Cyprien Gaillard Roots Canal

Cyprien Gaillard, KOE, 2015 (Filmstill) © Cyprien Gaillard, Courtesy the artist, Sprüth Magers and Gladstone Gallery

Cyprien Gaillard. Roots Canal
16 February – 5 May 2019

With his films, photographs, and sculptures, Cyprien Gaillard (born 1980 in Paris) describes and evokes the perpetual destruction, preservation, and reconstruction of urban spaces. The exhibition «Cyprien Gaillard. Roots Canal» puts on display from 16 February to 5 May 2019 works capturing the incessant transformation of the urban
landscape, as well as that of nature and humankind. Close to tipping point, his works evoke the imminence, or the coming, of a metamorphosis.

Installed at the heart of Museum Tinguely and presented for the first time in Europe, a series of excavator heads precisely embodies this moment of suspension. A metaphor for human voracity, in the museum context these tools commonly found on building sites become fossils from the future.

In this installation, as in his oeuvre as a whole, Gaillard stresses that construction and destruction are not contradictory concepts. Instead, they are two sides of the same process, closely linked in time. In order to erect new buildings, it is necessary to accept the disappearance of what already exists, be it a landscape, another building or a no-man’sland. The construction of the new always involves the destruction of what went before.

Cyprien Gaillard, Captain Blood’s Moorhen, 2013
78,7 x 94 x 111,8 cm © Cyprien Gaillard; Courtesy Sprüth Magers & Gladstone Gallery

This train of thought is pursued and extended by Sober City (2015), a series of pictures. The photographs are double-exposed: views of New York layered over a fragment of amethyst from the city’s Museum of Natural History. As a result of this merging of two motifs via double exposure, the pictures seem to have been taken through a prism. A building, a bus, a sculpture or a tree – the urban components are barely recognizable. Under the viewer’s gaze they seem to crystallize, like in J. G. Ballard’s sci-fi novel The Crystal World where a mysterious phenomenon causes humans, animals and plants to gradually transform into crystalline structures. Thanks to the use of Polaroid paper, a fragile, ephemeral support that fades over time, and the choice of motifs, the Sober Cities mirror the continual (excavator-driven) metamorphosis of the city in its state of perpetual tension between the preservation of architectural heritage and the construction of new buildings.

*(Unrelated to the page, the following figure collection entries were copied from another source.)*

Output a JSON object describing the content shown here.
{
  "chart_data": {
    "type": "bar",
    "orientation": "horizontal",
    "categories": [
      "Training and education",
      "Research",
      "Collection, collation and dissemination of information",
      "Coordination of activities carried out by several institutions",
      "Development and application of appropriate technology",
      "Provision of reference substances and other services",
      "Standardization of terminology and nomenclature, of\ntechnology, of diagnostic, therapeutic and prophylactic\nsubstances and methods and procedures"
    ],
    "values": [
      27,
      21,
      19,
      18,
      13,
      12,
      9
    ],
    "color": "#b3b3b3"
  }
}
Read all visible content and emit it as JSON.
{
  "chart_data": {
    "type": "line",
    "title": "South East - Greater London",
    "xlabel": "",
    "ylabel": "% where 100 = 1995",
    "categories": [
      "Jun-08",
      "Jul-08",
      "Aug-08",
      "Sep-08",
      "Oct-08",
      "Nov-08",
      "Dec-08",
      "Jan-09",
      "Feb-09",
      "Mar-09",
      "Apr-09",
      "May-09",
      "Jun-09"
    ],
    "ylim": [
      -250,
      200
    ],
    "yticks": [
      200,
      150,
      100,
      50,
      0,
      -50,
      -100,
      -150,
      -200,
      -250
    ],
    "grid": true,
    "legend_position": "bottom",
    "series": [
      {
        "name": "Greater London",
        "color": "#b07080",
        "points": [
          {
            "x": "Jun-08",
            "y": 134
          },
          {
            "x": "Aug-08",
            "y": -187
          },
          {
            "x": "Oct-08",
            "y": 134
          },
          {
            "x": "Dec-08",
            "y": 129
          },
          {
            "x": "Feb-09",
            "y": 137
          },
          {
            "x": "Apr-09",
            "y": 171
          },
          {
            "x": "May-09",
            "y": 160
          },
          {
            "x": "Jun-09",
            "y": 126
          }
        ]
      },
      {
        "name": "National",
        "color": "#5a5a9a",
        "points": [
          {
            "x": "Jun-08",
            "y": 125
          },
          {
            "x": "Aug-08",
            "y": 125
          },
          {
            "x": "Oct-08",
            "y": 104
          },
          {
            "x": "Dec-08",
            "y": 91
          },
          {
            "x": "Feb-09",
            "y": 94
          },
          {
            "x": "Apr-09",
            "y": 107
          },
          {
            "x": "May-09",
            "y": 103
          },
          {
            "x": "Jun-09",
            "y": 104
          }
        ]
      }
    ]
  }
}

KOE (2015) follows a large-format, wall-filling projection of a video showing a swarm of exotic birds above the luxury shopping streets of Düsseldorf.
The winged visitors, ring-necked parakeets originally from Africa and Asia, fly past expensive shops between the modern architecture, beneath them the permanent construction site that is the city centre. The green of their plumage traces anachronistic lines at the heart of a hyperaesthetic world of the city of tomorrow, marked by the luxury brands and ethereal buildings of omnipresent consumerism.

Ring-necked parakeets originally came to these parts as caged birds and have now found new homes in several European cities. Their appealing appearance makes it easy to forget that they are an invasive species that poses a threat to indigenous ecosystems.

Nightlife (2015) invites visitors to immerse themselves in a hypnotic, trance-like atmosphere. The 3D-film, a mosaic of scenes with no apparent connection, transports the viewer to a brightly coloured urban night. The footage leads from Auguste Rodin’s sculpture The Thinker outside the Cleveland Museum of Art via a hallucinatory ballet of juniper trees in Los Angeles (another invasive species) and a spectacular firework display
above Berlin’s Olympic Stadium, back to Cleveland to an oak tree presented (as a sapling) to multiple Olympic medal winner Jesse Owens by the Nazis in 1936.

As in the other works in the exhibition, Gaillard creates a new narrative out of disparate, even contrary fragments. In this new narrative, anecdotes mix with history, while city, nature and people coexist in a shared non-linear space-time structure.

 

Cyprien Gaillard shows transformation processes of our living worlds
in intoxicating pictures: on view at Museum Tinguely from 16 February to 5 May 2019.
The curator of the exhibition is Séverine Fromaigeat.